The criminalization of fathers is further consolidated through child
support burdens, which constitute the financial fuel of the divorce
machinery, underwriting divorce and giving everyone involved further
incentives to remove children from their fathers.
In the current issue of the journal Society, Bryce Christensen of
the Howard Center for Family, Religion, and Society describes “the
linkage between aggressive child-support policies and the erosion
of wedlock.” Christensen argues that the advocates of ever-more-aggressive
measures for collecting child support have trampled on the prerogatives
of local government, have moved us a dangerous step closer to a police
state, and have violated the rights of innocent and often impoverished
fathers.
Research by Braver and others has undermined most justifications for
the multi-billion dollar criminal enforcement machinery. Described
by Front Page Magazine as “the most important work of conservative
social science in a decade,” Braver’s study showed that no serious
problem of nonpayment exists, since “estimated” arrearages have no
basis in hard figures but are compiled entirely from surveys.
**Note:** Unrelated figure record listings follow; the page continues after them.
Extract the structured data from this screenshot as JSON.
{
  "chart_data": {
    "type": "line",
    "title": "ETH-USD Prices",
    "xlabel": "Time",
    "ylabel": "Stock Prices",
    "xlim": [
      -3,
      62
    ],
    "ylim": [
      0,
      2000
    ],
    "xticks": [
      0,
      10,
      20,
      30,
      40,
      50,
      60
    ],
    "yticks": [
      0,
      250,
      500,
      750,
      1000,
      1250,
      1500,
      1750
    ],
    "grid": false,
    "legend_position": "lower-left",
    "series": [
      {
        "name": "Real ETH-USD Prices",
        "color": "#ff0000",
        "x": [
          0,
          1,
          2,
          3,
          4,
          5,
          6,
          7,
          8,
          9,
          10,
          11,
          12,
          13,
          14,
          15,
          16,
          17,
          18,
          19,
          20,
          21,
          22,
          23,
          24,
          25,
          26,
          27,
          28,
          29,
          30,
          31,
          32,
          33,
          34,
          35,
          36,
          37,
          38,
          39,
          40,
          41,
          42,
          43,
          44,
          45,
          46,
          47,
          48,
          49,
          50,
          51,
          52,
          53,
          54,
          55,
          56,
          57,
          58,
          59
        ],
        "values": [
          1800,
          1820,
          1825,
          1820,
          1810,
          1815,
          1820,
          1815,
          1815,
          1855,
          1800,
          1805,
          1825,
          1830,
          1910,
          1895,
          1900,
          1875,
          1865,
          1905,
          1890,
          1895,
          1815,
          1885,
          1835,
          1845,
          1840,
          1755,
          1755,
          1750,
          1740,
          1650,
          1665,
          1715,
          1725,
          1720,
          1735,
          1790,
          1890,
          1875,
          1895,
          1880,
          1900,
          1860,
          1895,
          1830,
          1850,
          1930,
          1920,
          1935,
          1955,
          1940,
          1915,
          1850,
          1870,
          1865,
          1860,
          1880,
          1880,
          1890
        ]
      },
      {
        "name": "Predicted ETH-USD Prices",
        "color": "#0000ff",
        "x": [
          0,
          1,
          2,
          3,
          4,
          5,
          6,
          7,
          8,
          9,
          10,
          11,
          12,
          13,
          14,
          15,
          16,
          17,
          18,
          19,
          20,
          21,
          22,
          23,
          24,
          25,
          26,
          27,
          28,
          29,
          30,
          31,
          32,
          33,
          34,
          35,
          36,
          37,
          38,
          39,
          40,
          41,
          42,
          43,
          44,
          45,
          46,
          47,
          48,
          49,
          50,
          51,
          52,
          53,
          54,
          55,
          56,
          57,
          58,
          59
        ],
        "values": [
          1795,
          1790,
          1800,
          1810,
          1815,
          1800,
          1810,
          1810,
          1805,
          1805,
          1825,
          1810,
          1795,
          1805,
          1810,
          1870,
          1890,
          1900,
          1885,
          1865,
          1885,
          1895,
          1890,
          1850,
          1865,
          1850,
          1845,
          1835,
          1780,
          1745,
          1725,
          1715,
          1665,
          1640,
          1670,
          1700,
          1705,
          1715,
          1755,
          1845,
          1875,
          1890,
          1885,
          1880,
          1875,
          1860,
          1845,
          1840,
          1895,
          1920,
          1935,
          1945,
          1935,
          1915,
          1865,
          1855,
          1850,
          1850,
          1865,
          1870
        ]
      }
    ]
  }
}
Child support obligations are determined less by the needs of children
than by the politics of interest groups. Guidelines are set not by
economists but by the agencies and courts (and even private firms)
who enforce and adjudicate them, raising questions about the separation
of powers and the constitutionality of the process. The more onerous
the child support levels, and the more arrearages, the more demand
for enforcement powers and personnel. These groups can create precisely
the “deadbeats” on which their livelihood depends.
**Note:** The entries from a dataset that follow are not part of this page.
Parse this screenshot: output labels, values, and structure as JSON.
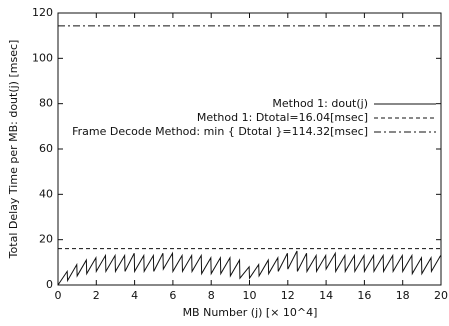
{
  "chart_data": {
    "type": "line",
    "xlabel": "MB Number (j) [× 10^4]",
    "ylabel": "Total Delay Time per MB: dout(j) [msec]",
    "xlim": [
      0,
      20
    ],
    "ylim": [
      0,
      120
    ],
    "xticks": [
      0,
      2,
      4,
      6,
      8,
      10,
      12,
      14,
      16,
      18,
      20
    ],
    "yticks": [
      0,
      20,
      40,
      60,
      80,
      100,
      120
    ],
    "legend": "upper-right",
    "series": [
      {
        "name": "Method 1: dout(j)",
        "color": "#111111",
        "dash": "solid",
        "x": [
          0,
          0.48,
          0.5,
          0.98,
          1,
          1.48,
          1.5,
          1.98,
          2,
          2.48,
          2.5,
          2.98,
          3,
          3.48,
          3.5,
          3.98,
          4,
          4.48,
          4.5,
          4.98,
          5,
          5.48,
          5.5,
          5.98,
          6,
          6.48,
          6.5,
          6.98,
          7,
          7.48,
          7.5,
          7.98,
          8,
          8.48,
          8.5,
          8.98,
          9,
          9.48,
          9.5,
          9.98,
          10,
          10.48,
          10.5,
          10.98,
          11,
          11.48,
          11.5,
          11.98,
          12,
          12.48,
          12.5,
          12.98,
          13,
          13.48,
          13.5,
          13.98,
          14,
          14.48,
          14.5,
          14.98,
          15,
          15.48,
          15.5,
          15.98,
          16,
          16.48,
          16.5,
          16.98,
          17,
          17.48,
          17.5,
          17.98,
          18,
          18.48,
          18.5,
          18.98,
          19,
          19.48,
          19.5,
          19.98
        ],
        "values": [
          0,
          6,
          2,
          9,
          4,
          11,
          5,
          12,
          6,
          13,
          6,
          13,
          6,
          13,
          6,
          14,
          6,
          13,
          6,
          13,
          6,
          14,
          7,
          14,
          6,
          13,
          6,
          13,
          6,
          13,
          5,
          12,
          5,
          12,
          5,
          12,
          4,
          11,
          3,
          8,
          3,
          9,
          4,
          11,
          5,
          12,
          6,
          14,
          7,
          15,
          6,
          14,
          6,
          13,
          6,
          13,
          7,
          14,
          6,
          13,
          6,
          13,
          6,
          13,
          6,
          13,
          6,
          13,
          6,
          13,
          6,
          13,
          6,
          13,
          5,
          12,
          5,
          12,
          6,
          13
        ]
      },
      {
        "name": "Method 1: Dtotal=16.04[msec]",
        "color": "#111111",
        "dash": "dashed",
        "x": [
          0,
          20
        ],
        "values": [
          16.04,
          16.04
        ]
      },
      {
        "name": "Frame Decode Method: min { Dtotal }=114.32[msec]",
        "color": "#111111",
        "dash": "dashdot",
        "x": [
          0,
          20
        ],
        "values": [
          114.32,
          114.32
        ]
      }
    ]
  }
}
Federal incentive payments of 6-10% on each dollar collected impel
states to channel all child support payments (including current ones)
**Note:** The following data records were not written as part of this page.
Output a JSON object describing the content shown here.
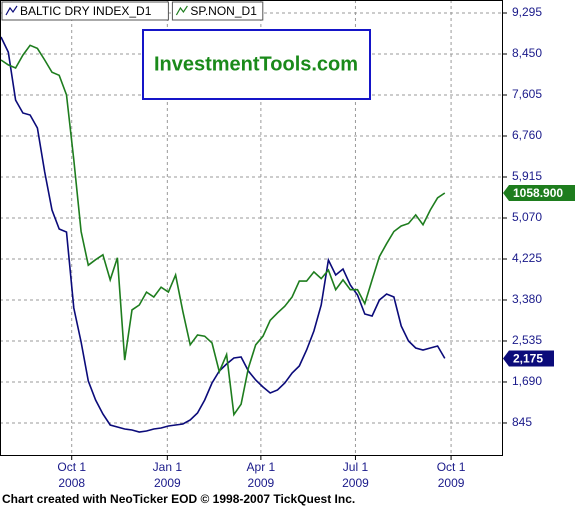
{
  "chart_data": {
    "type": "line",
    "watermark": "InvestmentTools.com",
    "footer": "Chart created with NeoTicker EOD © 1998-2007 TickQuest Inc.",
    "grid": true,
    "xlim": [
      "2008-07-24",
      "2009-11-19"
    ],
    "xticks": [
      {
        "value": "2008-10-01",
        "label": [
          "Oct 1",
          "2008"
        ]
      },
      {
        "value": "2009-01-01",
        "label": [
          "Jan 1",
          "2009"
        ]
      },
      {
        "value": "2009-04-01",
        "label": [
          "Apr 1",
          "2009"
        ]
      },
      {
        "value": "2009-07-01",
        "label": [
          "Jul 1",
          "2009"
        ]
      },
      {
        "value": "2009-10-01",
        "label": [
          "Oct 1",
          "2009"
        ]
      }
    ],
    "ylim": [
      185,
      9563
    ],
    "yticks": [
      {
        "value": 845,
        "label": "845"
      },
      {
        "value": 1690,
        "label": "1,690"
      },
      {
        "value": 2535,
        "label": "2,535"
      },
      {
        "value": 3380,
        "label": "3,380"
      },
      {
        "value": 4225,
        "label": "4,225"
      },
      {
        "value": 5070,
        "label": "5,070"
      },
      {
        "value": 5915,
        "label": "5,915"
      },
      {
        "value": 6760,
        "label": "6,760"
      },
      {
        "value": 7605,
        "label": "7,605"
      },
      {
        "value": 8450,
        "label": "8,450"
      },
      {
        "value": 9295,
        "label": "9,295"
      }
    ],
    "y2lim": [
      631,
      1374
    ],
    "x": [
      "2008-07-25",
      "2008-08-01",
      "2008-08-08",
      "2008-08-15",
      "2008-08-22",
      "2008-08-29",
      "2008-09-05",
      "2008-09-12",
      "2008-09-19",
      "2008-09-26",
      "2008-10-03",
      "2008-10-10",
      "2008-10-17",
      "2008-10-24",
      "2008-10-31",
      "2008-11-07",
      "2008-11-14",
      "2008-11-21",
      "2008-11-28",
      "2008-12-05",
      "2008-12-12",
      "2008-12-19",
      "2008-12-26",
      "2009-01-02",
      "2009-01-09",
      "2009-01-16",
      "2009-01-23",
      "2009-01-30",
      "2009-02-06",
      "2009-02-13",
      "2009-02-20",
      "2009-02-27",
      "2009-03-06",
      "2009-03-13",
      "2009-03-20",
      "2009-03-27",
      "2009-04-03",
      "2009-04-10",
      "2009-04-17",
      "2009-04-24",
      "2009-05-01",
      "2009-05-08",
      "2009-05-15",
      "2009-05-22",
      "2009-05-29",
      "2009-06-05",
      "2009-06-12",
      "2009-06-19",
      "2009-06-26",
      "2009-07-03",
      "2009-07-10",
      "2009-07-17",
      "2009-07-24",
      "2009-07-31",
      "2009-08-07",
      "2009-08-14",
      "2009-08-21",
      "2009-08-28",
      "2009-09-04",
      "2009-09-11",
      "2009-09-18",
      "2009-09-25"
    ],
    "series": [
      {
        "name": "BALTIC DRY INDEX_D1",
        "color": "#0b0b7a",
        "axis": "y",
        "values": [
          8800,
          8490,
          7500,
          7234,
          7193,
          6925,
          6018,
          5235,
          4843,
          4781,
          3215,
          2514,
          1711,
          1319,
          1030,
          804,
          763,
          721,
          700,
          659,
          680,
          721,
          742,
          783,
          804,
          824,
          907,
          1051,
          1319,
          1669,
          1917,
          2061,
          2185,
          2205,
          1917,
          1731,
          1587,
          1463,
          1525,
          1669,
          1875,
          2020,
          2350,
          2741,
          3277,
          4204,
          3895,
          4019,
          3689,
          3483,
          3091,
          3050,
          3380,
          3504,
          3442,
          2844,
          2535,
          2391,
          2350,
          2391,
          2432,
          2175
        ],
        "value_labels": [
          null,
          null,
          null,
          null,
          null,
          null,
          null,
          null,
          null,
          null,
          null,
          null,
          null,
          null,
          null,
          null,
          null,
          null,
          null,
          null,
          null,
          null,
          null,
          null,
          null,
          null,
          null,
          null,
          null,
          null,
          null,
          null,
          null,
          null,
          null,
          null,
          null,
          null,
          null,
          null,
          null,
          null,
          null,
          null,
          null,
          null,
          null,
          null,
          null,
          null,
          null,
          null,
          null,
          null,
          null,
          null,
          null,
          null,
          null,
          null,
          null,
          "2,175"
        ]
      },
      {
        "name": "SP.NON_D1",
        "color": "#1e7d1e",
        "axis": "y2",
        "values": [
          1276,
          1268,
          1263,
          1284,
          1300,
          1295,
          1276,
          1256,
          1251,
          1219,
          1113,
          996,
          941,
          950,
          958,
          917,
          953,
          786,
          868,
          876,
          897,
          889,
          905,
          897,
          925,
          865,
          811,
          827,
          825,
          814,
          767,
          795,
          697,
          714,
          773,
          811,
          825,
          851,
          863,
          874,
          889,
          915,
          915,
          930,
          919,
          933,
          901,
          917,
          901,
          901,
          878,
          917,
          955,
          976,
          996,
          1005,
          1009,
          1023,
          1007,
          1031,
          1051,
          1058.9
        ],
        "value_labels": [
          null,
          null,
          null,
          null,
          null,
          null,
          null,
          null,
          null,
          null,
          null,
          null,
          null,
          null,
          null,
          null,
          null,
          null,
          null,
          null,
          null,
          null,
          null,
          null,
          null,
          null,
          null,
          null,
          null,
          null,
          null,
          null,
          null,
          null,
          null,
          null,
          null,
          null,
          null,
          null,
          null,
          null,
          null,
          null,
          null,
          null,
          null,
          null,
          null,
          null,
          null,
          null,
          null,
          null,
          null,
          null,
          null,
          null,
          null,
          null,
          null,
          "1058.900"
        ]
      }
    ]
  }
}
through the criminal enforcement machinery, further criminalizing
parents and leading agencies to pursue every dollar they can. The
federal government also pays two-thirds of states’ collection costs
and 90% of computer costs. Federal taxpayers are effectively subsidizing
divorce, and laws created to deal with the relatively few men who
truly abandon their offspring have been hijacked to build a self-financing
divorce machine.
As the logic of involuntary divorce plays itself out, we now find
divorce being forced on not only one parent but both. Mothers are
not simply being enticed into divorcing with financial incentives;
they are being forced into it with threats against their children.
Last February, the Massachusetts News broke the story of Heidi Howard,
who was ordered by the state’s Department of Social Services to divorce
her husband or lose her children, though the department acknowledged
neither parent had been violent. When she refused, social workers
seized her children and attempted to terminate the Howards’ parental
rights. Massachusetts News reporter Nev Moore reports hundreds of
such cases.
G.K. Chesterton wrote that "the ideal for which the family stands
is liberty." It is hardly accidental that a governmental regime founded
upon betrayal and broken promises must ultimately depend for its survival
on the betrayal of public trust by office-holders. When we not only
condone broken promises but marshal the state apparatus to protect
ourselves from their consequences we have poisoned the waters of justice
and created something very dangerous indeed.
Stephen Baskerville
Originally
published in Family Policy, vol. 13, no. 1 (January - February
2002), pp. 5-7
Dr. Baskerville teaches political science
at Howard University in Washington, D.C. He earned his Ph.D. in political
science from the London School of Economics.